Pascal LAMOUR : Effectivement, c’est la première fois que je passe au Festival Interceltique sous le nom de Pascal LAMOUR. Je suis déjà passé avec ARKÁN, et puis avec un groupe qui s’appelait ALPHO, qui était du jazz breton, au début des années 1980. Ce que j’attends, c’est en quelque sorte une suite de Bercy et de Celtica, c’est-à-dire une fenêtre pour faire découvrir la musique que je propose, à savoir ces mélanges entre l’électro et la musique traditionnelle, en breton et plus particulièrement en vannetais. J’attends une réaction du public, que les gens découvrent cette musique. J’espère aussi que les programmateurs du Festival vont m’ouvrir une porte plus grande à l’avenir. Mais je pense que c’est assez ouvert.
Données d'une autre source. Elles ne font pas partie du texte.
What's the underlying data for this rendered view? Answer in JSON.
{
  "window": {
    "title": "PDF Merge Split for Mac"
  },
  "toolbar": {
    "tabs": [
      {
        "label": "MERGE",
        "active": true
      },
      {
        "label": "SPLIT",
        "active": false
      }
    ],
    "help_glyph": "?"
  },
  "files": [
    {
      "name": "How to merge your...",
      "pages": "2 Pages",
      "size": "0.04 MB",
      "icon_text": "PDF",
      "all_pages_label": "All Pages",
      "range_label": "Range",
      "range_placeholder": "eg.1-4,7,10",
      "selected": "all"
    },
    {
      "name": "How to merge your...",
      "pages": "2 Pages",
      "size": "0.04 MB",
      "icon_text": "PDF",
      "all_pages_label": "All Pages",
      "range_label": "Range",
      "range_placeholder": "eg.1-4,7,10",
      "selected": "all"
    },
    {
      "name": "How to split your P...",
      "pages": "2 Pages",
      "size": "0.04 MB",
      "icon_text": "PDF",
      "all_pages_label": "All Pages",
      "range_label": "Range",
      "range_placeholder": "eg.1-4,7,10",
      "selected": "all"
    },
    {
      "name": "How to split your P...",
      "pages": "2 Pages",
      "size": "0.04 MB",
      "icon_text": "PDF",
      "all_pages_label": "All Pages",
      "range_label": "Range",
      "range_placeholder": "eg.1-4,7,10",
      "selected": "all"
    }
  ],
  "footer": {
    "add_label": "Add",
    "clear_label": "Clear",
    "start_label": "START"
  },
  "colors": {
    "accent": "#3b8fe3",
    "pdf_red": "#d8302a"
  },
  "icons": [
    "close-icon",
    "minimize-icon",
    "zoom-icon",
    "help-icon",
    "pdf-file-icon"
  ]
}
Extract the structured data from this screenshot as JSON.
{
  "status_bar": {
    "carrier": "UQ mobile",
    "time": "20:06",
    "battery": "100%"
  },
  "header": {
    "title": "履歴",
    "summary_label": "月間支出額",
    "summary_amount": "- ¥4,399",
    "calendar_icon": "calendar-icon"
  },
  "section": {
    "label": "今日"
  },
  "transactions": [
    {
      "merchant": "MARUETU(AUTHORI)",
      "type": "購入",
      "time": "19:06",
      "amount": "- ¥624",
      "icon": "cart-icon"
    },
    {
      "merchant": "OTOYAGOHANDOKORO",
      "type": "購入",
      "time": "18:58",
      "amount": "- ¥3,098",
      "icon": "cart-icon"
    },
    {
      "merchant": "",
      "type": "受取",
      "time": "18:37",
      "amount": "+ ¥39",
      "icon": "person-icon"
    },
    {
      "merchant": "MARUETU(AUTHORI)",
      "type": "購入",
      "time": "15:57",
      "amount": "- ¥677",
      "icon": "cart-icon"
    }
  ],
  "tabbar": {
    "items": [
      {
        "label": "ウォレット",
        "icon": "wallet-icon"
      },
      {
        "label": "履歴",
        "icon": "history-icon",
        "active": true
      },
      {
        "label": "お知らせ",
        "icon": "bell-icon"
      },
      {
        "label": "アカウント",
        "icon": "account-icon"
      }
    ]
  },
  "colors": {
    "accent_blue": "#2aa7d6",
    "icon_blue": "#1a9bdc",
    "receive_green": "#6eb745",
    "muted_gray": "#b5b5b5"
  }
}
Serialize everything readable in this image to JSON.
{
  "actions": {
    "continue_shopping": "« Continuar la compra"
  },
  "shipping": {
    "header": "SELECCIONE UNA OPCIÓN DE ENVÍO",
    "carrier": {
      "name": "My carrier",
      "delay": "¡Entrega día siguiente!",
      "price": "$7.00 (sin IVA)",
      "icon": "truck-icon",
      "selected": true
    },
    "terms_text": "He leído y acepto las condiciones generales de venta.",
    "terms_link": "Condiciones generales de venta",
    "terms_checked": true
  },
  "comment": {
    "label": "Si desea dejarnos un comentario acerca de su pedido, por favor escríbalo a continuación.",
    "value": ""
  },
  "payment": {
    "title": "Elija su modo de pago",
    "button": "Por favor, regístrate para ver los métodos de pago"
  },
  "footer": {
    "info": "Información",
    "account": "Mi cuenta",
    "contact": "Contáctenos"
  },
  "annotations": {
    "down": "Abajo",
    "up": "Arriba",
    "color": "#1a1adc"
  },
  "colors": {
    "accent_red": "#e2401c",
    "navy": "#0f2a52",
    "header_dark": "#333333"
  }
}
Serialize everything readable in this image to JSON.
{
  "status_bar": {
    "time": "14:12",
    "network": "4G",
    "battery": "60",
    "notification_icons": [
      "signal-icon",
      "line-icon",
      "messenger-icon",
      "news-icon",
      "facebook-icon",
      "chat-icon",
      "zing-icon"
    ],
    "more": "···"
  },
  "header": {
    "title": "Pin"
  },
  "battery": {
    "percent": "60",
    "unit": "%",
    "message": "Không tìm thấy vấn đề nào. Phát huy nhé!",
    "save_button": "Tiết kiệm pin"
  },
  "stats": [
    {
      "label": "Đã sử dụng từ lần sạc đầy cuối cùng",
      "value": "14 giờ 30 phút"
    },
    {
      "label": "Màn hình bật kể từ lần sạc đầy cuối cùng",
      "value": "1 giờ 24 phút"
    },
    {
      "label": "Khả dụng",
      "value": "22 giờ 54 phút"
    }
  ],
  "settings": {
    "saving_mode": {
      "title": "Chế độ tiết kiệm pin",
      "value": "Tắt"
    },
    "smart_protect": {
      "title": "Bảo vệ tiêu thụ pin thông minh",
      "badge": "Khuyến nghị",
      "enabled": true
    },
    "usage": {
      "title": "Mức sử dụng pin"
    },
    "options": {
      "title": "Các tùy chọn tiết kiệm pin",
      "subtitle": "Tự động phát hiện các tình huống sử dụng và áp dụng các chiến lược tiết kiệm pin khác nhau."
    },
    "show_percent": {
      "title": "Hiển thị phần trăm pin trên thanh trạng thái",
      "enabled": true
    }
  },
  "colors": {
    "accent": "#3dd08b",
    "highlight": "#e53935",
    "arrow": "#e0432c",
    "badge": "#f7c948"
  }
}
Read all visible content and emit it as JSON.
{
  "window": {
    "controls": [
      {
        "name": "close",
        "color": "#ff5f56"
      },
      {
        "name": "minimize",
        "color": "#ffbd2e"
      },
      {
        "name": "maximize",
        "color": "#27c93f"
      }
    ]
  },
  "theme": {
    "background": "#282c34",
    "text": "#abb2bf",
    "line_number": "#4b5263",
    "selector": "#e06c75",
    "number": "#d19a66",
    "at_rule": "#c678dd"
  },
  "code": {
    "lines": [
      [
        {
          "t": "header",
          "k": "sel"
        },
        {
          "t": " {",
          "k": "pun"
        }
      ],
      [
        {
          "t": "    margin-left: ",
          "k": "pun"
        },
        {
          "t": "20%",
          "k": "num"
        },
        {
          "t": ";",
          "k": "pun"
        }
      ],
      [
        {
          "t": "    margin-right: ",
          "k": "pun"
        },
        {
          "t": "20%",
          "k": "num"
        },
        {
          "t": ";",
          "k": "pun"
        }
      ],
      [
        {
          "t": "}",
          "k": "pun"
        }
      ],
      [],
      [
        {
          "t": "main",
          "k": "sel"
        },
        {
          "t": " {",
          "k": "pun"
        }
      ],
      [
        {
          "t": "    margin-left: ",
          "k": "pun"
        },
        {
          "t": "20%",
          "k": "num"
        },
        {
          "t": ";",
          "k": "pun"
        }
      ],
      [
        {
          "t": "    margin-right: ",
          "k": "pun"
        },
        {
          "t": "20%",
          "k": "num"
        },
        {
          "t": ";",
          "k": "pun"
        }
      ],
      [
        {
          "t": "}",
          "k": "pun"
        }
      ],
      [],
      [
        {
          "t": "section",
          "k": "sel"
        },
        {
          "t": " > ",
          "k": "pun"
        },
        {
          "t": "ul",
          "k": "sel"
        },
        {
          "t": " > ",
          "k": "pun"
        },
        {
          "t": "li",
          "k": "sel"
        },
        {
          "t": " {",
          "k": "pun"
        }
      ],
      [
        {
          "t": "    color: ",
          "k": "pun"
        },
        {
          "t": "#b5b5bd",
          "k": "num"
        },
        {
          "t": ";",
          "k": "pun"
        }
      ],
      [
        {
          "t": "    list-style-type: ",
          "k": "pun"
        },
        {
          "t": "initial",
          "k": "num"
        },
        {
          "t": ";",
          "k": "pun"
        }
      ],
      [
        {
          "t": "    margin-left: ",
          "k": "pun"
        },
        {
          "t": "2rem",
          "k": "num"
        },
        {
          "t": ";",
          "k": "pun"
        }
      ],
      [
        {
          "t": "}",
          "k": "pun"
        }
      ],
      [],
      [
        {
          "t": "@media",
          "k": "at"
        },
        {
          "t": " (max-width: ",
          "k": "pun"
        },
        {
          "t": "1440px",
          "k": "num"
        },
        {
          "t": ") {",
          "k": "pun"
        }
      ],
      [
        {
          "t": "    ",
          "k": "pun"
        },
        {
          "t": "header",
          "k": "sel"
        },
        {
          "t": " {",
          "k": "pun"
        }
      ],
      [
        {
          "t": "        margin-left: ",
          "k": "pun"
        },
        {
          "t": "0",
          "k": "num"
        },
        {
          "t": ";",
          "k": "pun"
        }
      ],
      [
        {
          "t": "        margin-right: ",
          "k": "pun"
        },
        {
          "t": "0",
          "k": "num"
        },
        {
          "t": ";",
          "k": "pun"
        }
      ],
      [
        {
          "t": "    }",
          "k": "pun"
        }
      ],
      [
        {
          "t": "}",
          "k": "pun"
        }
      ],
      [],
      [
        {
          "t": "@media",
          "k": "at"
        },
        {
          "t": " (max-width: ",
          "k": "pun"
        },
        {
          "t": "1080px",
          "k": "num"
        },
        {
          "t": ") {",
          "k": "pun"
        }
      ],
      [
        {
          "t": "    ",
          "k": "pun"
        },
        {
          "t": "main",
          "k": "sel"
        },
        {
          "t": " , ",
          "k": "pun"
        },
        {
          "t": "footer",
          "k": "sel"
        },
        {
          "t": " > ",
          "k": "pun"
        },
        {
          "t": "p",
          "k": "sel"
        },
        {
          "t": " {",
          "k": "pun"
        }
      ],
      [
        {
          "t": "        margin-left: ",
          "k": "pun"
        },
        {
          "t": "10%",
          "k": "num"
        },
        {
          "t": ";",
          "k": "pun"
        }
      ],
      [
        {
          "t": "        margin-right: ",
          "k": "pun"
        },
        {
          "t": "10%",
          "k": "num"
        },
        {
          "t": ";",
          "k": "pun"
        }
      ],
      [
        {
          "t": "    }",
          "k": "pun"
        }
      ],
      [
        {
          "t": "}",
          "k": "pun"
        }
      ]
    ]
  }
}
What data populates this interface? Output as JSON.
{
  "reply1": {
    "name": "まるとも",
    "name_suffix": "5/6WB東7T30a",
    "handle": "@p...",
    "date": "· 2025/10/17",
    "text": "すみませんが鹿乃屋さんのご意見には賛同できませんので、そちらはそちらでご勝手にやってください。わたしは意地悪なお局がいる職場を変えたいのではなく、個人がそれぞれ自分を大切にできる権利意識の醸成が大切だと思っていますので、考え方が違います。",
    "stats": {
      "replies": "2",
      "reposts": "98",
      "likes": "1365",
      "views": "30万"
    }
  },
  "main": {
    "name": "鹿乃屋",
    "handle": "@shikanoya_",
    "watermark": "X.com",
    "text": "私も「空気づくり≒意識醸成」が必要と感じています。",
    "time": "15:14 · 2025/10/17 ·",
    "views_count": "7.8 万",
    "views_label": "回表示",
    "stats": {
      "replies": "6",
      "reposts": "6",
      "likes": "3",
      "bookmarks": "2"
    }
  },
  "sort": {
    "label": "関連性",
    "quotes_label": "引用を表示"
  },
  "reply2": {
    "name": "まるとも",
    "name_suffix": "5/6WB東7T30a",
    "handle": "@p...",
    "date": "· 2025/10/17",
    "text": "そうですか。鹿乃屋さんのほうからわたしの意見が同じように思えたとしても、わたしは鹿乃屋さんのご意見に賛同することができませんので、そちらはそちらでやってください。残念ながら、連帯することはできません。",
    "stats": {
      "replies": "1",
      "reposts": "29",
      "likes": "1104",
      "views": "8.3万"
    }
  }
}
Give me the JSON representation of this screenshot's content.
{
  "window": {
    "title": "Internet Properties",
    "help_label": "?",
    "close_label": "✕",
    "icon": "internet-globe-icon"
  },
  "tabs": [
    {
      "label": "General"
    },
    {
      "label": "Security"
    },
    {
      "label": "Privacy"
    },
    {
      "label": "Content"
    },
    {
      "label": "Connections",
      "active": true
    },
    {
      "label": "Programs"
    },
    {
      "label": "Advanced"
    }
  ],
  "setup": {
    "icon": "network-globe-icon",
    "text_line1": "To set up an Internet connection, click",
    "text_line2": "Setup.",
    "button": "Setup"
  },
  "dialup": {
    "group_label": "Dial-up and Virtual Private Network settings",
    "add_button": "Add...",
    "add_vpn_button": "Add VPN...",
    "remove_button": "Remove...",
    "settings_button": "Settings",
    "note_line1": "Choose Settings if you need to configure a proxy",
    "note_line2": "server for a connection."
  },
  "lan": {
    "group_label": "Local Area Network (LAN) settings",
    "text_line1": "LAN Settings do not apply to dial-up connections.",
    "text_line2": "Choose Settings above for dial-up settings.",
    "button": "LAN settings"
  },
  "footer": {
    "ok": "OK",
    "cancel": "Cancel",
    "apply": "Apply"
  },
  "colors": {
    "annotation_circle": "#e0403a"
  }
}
On est dans l’équipe aujourd’hui, on travaille ensemble et on commence à se connaître.
C’est une musique qui n’était pas facilement abordable. Peut-être que le temps est aujourd’hui arrivé, les gens sont plus prêts. Maintenant, je crois que le Festival m’a ouvert une petite porte. C’est très agréable de jouer là-bas (ndlr : au Stade du Moustoir). Quelque part, j’aime autant avoir dix minutes dans des conditions superbes que d’avoir peut-être une heure où finalement c’est moins facile. Je suis très content en fait.
Dix minutes, n’est-ce pas un peu court ? Il faut quand même entrer dans ta musique, elle prend de l’ampleur au fur et à mesure et avec si peu de temps, il y a une certaine frustration.
PL : C’est un exercice assez difficile effectivement. À Bercy et à Celtica, j’avais 6 minutes, ici j’en avais 10. Cela veut dire que ça fait presque 50 % d’augmentation. (rires) Il faut reconnaître que c’est un peu frustrant. C’est une musique d’univers, donc il faut rentrer dans l’univers. Cela peut surprendre les gens d’arriver là-dessus après le reste. Mais en même temps, je pense que la surprise crée aussi… une surprise justement ! Les gens retiennent et puis du coup réagissent. Il y a des réactions extraordinaires de gens vers le Festival et vers moi pour communiquer autour de ce concert-là. Donc j’espère que cela va ouvrir des portes supplémentaires.
Il y a aussi autre chose. J’ai 48 ans et je fais de la musique depuis 38 ans. Pendant 37 ans, j’ai ramé. Depuis 1 an, je n’ai pas à aller chercher les dates, ce sont les dates qui viennent à moi. Je m’estime quand même plutôt heureux. Pourquoi tout d’un coup ? Je ne sais pas. Les gens sont plus prêts, comme je le disais. Il y a aussi des gens comme vous qui nous supportez, qui nous aidez depuis des années. On ne le dit pas assez parfois. C’est à force de petits bouts ajoutés les uns après les autres que finalement les portes s’ouvrent un peu plus. C’est bien de le rappeler, je pense.
Tu évoquais ta musique qui est tournée vers l’électro. Justement, depuis quelques années, il y a eu Denez PRIGENT. Il y a eu aussi des choses moins intéressantes comme STONE AGE ou DAO DEZI. Les oreilles ont été habituées à ce mélange entre musique bretonne et musique électronique.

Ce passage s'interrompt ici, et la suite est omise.